Hz. Peygamber’in (s.a.s.) ümmetine düşkünlüğü nasıl anlaşılmalıdır?

Yüce Rabbimiz kulları için murad buyurduğu bütün güzel ve emsalsiz model davranışları, sevgili habibi, Rasûl-i Ekrem sallallahu aleyhi ve sellem Efendimiz’de toplamıştır. O’nun Rabbi karşısındaki ana vasfı “şükreden bir kul”, ümmetine karşı ana vasfı ise -ilahî şahâdetle- “harîsun aleyküm/size çok düşkün”, “aziz bir elçilik”ti. Âyet-i kerimede “And olsun size içinizden öyle bir peygamber geldi ki gayet izzetli ve şereflidir. (Herhangi bir) sıkıntıya düşmeniz ona çok ağır gelir. Üstünüze titrer, müminlere gayet merhametli ve şefkatlidir.” (Tevbe, 128) buyrularak, o rahmet peygamberi Efendimiz’in ümmetine düşkünlüğü vahy-i ilahîyle mü’minlere bildirilmektedir.

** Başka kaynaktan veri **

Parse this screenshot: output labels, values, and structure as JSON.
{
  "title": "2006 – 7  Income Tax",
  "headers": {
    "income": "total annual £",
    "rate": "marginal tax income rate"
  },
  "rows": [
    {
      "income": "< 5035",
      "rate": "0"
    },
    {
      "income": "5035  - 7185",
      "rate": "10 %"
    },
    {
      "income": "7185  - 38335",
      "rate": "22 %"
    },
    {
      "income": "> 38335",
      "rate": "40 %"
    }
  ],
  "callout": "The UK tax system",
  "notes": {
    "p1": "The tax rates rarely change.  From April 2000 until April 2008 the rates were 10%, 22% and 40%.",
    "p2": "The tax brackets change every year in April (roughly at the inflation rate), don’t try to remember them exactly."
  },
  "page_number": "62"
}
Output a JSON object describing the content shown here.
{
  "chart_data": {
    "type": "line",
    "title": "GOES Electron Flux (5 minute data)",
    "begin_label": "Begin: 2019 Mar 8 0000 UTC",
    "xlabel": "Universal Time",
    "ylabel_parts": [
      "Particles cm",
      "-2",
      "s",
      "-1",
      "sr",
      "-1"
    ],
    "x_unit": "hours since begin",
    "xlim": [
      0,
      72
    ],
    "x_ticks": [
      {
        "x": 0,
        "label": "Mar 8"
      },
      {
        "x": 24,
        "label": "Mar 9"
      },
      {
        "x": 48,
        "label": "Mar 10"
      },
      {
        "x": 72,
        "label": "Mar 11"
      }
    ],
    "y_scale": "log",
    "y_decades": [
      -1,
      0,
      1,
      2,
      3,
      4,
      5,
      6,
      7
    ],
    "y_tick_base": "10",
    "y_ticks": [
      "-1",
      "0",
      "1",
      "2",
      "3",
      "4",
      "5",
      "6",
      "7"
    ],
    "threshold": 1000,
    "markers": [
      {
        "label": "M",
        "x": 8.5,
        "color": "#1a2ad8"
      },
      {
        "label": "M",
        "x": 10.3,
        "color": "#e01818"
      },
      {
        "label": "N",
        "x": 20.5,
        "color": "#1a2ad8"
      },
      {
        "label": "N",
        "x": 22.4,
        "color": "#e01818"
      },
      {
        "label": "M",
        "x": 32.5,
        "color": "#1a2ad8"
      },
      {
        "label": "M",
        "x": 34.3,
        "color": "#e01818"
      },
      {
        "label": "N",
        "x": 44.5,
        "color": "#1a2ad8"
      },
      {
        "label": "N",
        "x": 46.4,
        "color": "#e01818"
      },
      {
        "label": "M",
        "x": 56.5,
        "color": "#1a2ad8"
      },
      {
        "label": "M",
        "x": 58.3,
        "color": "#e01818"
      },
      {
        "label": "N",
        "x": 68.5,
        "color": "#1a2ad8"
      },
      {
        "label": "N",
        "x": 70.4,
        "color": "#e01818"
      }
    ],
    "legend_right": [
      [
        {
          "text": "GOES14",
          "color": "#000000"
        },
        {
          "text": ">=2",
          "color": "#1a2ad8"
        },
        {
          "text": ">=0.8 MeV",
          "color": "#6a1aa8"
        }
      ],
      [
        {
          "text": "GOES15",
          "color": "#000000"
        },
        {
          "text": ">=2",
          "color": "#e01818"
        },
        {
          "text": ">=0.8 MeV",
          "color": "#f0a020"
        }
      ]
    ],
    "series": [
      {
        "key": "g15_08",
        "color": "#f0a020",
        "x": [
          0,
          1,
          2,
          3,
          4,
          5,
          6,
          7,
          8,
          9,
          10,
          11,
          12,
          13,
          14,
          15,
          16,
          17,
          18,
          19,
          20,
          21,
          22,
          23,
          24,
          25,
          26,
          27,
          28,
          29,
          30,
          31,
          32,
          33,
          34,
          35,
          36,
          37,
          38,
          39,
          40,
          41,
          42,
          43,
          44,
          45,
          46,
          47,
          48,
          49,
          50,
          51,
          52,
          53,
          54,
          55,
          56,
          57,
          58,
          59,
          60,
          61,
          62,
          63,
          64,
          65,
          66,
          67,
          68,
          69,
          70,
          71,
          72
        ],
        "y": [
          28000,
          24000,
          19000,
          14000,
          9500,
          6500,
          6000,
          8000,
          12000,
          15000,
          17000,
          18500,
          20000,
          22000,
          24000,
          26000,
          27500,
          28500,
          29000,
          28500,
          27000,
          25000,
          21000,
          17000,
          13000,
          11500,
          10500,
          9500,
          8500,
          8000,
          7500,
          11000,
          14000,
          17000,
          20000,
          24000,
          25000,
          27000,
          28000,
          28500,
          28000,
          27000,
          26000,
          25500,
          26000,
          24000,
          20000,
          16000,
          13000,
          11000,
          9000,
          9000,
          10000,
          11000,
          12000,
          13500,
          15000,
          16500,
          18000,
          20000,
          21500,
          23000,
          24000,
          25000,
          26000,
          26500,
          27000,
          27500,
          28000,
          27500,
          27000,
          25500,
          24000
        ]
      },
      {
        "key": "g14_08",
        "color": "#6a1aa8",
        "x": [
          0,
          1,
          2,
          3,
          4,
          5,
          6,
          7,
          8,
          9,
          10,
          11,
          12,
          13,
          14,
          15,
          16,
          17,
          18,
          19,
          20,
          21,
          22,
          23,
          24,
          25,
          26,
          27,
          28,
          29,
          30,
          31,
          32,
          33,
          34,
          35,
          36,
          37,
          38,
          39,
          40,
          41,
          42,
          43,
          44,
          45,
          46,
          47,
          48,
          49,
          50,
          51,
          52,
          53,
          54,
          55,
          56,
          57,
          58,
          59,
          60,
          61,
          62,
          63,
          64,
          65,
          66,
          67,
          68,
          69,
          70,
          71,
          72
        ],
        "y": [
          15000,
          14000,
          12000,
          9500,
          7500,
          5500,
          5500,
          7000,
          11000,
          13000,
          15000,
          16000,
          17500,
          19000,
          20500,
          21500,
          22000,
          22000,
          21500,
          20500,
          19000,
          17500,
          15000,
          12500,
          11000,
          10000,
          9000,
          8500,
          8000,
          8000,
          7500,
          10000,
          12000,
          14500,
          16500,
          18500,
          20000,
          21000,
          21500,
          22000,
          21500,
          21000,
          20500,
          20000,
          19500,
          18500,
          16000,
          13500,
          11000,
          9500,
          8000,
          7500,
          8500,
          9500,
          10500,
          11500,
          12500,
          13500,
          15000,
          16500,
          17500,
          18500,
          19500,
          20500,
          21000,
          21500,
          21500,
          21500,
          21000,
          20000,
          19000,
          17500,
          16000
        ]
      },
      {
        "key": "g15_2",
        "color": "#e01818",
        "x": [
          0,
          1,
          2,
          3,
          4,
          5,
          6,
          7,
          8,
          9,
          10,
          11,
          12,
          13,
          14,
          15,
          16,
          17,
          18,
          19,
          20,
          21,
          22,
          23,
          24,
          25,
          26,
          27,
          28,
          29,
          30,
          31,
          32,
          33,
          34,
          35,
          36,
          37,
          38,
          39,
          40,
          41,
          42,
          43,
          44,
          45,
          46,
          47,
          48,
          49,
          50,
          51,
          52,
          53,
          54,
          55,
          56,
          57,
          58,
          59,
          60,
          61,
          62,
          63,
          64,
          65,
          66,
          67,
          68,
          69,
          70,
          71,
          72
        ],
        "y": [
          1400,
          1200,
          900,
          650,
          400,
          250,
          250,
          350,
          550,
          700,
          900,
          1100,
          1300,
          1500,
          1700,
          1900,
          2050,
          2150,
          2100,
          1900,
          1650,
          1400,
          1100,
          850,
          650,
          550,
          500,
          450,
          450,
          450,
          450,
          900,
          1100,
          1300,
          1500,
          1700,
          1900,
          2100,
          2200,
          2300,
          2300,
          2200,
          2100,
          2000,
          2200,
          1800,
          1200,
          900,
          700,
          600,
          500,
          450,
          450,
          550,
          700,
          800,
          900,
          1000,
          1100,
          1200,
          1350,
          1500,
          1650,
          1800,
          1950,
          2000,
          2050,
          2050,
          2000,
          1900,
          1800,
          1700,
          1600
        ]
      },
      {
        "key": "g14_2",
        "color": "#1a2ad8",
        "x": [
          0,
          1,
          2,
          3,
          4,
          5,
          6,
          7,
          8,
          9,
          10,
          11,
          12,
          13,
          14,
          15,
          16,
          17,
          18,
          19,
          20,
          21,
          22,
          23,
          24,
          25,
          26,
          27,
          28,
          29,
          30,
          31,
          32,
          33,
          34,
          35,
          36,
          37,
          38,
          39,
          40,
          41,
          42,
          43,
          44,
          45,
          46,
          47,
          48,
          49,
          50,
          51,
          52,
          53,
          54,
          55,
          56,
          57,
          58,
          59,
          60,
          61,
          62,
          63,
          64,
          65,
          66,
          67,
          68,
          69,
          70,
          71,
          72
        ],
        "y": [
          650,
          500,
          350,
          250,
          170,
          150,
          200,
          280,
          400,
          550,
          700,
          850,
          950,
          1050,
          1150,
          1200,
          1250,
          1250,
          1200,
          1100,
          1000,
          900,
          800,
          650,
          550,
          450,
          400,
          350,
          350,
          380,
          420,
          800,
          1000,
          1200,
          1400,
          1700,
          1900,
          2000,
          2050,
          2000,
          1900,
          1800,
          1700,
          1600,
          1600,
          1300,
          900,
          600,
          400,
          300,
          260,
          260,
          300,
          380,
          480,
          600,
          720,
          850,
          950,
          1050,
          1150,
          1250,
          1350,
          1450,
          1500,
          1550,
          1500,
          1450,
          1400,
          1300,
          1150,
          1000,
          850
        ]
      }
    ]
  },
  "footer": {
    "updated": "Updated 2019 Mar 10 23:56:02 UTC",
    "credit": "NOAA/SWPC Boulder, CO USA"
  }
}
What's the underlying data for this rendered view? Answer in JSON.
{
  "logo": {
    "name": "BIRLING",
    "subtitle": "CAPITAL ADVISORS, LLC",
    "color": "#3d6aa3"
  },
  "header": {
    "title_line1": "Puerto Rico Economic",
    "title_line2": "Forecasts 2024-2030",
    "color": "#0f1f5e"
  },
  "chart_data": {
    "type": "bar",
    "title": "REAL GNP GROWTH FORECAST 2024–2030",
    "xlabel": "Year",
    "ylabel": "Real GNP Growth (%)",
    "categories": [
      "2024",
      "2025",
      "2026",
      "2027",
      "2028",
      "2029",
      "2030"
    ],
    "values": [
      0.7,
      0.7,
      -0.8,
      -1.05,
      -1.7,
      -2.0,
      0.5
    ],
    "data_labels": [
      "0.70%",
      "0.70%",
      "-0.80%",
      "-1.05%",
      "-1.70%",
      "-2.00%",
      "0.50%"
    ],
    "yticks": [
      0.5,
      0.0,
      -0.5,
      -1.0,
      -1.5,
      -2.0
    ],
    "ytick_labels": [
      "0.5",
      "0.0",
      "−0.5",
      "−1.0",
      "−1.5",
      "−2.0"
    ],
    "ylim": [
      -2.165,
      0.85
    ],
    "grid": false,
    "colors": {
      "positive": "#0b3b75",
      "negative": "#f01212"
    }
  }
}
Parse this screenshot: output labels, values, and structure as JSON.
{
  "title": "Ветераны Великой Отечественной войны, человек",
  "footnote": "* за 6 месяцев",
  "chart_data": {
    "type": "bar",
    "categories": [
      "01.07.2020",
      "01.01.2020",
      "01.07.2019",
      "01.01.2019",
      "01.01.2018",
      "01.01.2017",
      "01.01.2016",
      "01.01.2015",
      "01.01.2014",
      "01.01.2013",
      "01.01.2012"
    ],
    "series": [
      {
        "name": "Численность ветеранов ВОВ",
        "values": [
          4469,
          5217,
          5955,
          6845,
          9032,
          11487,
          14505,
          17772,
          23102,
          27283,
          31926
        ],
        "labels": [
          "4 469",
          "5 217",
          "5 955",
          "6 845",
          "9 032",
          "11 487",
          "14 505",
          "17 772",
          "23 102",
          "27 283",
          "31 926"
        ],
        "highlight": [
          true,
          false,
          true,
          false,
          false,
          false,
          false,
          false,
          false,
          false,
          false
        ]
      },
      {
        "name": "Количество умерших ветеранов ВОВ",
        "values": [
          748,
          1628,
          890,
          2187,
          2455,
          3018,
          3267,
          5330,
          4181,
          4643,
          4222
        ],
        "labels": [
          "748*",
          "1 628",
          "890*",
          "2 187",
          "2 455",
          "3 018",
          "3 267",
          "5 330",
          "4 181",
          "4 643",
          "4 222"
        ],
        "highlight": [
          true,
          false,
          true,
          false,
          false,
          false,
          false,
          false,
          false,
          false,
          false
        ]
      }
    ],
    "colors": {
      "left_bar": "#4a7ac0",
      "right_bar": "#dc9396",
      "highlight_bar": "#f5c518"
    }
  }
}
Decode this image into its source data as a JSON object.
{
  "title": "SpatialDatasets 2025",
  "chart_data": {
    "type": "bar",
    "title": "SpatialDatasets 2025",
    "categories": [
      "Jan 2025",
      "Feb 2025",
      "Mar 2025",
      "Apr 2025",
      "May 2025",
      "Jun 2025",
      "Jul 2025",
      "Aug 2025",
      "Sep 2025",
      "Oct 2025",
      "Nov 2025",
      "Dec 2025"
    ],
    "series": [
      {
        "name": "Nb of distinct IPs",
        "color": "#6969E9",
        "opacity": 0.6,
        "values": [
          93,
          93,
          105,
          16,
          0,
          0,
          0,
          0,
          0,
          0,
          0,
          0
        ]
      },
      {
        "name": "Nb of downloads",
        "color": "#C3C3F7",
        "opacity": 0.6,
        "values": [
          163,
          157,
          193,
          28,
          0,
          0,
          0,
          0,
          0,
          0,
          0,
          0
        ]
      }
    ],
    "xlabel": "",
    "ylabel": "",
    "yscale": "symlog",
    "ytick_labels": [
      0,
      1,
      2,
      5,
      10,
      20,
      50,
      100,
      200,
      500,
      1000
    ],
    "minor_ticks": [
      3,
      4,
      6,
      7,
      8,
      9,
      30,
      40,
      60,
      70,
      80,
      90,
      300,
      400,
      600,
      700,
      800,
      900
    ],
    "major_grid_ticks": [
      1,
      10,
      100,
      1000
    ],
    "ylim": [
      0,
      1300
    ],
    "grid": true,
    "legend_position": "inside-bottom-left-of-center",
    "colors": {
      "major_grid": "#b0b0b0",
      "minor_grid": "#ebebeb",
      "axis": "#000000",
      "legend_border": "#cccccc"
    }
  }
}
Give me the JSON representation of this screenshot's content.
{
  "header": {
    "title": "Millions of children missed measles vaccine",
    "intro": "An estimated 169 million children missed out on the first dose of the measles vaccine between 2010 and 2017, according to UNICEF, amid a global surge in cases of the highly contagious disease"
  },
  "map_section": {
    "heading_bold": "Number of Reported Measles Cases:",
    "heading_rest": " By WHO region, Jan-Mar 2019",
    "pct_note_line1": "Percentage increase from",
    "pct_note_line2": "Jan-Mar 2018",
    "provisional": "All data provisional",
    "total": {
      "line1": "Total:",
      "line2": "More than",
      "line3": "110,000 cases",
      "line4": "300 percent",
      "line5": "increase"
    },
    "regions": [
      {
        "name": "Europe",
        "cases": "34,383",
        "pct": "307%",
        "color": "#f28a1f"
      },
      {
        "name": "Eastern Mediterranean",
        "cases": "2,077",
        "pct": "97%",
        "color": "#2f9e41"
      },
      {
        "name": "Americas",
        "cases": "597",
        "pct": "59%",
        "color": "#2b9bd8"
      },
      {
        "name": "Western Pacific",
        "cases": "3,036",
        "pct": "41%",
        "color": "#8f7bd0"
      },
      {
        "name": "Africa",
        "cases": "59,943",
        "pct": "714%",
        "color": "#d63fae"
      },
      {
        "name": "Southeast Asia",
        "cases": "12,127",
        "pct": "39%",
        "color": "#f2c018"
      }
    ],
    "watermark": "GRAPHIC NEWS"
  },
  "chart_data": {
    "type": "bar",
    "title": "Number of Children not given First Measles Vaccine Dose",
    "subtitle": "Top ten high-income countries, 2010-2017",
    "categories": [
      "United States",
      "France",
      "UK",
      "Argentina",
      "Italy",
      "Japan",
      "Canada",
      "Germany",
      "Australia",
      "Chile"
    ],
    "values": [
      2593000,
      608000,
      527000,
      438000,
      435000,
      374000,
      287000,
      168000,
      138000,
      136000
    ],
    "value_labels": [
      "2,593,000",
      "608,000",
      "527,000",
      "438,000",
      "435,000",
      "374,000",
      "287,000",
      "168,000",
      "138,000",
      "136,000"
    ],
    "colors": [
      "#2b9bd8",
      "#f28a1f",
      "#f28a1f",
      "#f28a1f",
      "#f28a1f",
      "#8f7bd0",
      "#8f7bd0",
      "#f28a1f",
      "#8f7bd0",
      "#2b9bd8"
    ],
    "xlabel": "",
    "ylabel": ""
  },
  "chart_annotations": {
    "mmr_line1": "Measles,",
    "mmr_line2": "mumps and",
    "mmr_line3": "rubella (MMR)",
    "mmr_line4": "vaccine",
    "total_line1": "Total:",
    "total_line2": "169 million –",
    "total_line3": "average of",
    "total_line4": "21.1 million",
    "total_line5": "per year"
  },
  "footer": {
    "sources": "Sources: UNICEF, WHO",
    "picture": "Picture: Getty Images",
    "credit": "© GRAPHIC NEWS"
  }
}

PEYGAMBERİMİZİN ÜMMETİNE DÜŞKÜNLÜĞÜ

Merhum Elmalılı Hamdi Efendi tefsirinde bu nebevî hassasiyetin tezahürlerini şöylece açıklar:

“Sizden, sizin içinizden, kendi cinsinizden, melek değil; aslı ve nesebi belli, sizin gibi bir insan. Ancak sizin sıkılmanız ona ağır gelir, gücüne gider. Azap görmeniz şöyle dursun birtakım sıkıntılara, zahmetlere uğramanız bile O’nu üzer, son derece rahatsız eder. Yahut sizi sıkan, zorunuza giden şeyler -beşeriyet icabı- O’nu da üzer. O, izzet sahibi peygamber, evlatlarının zor durumda kalmasına razı olmaz. Sizin cinsinizden olması ve izzet sahibi olması sebebiyle bütün dertlerinizi ve kederlerinizi yüreğinde duyar, acınızı hisseder. Üzerinize çok düşkün, size karşı pek hırslıdır yani hidayet ve iyiliğinize, faydanıza ve hayrınıza çok hırslıdır. Üzerinize bir toz kondurmak istemediği gibi sizi mutluluğun zirvesine eriştirmek, selâmete çıkarmak, cennete ve rıdvana kavuşturmak için bütün hırsı ve var gücüyle uğraşır.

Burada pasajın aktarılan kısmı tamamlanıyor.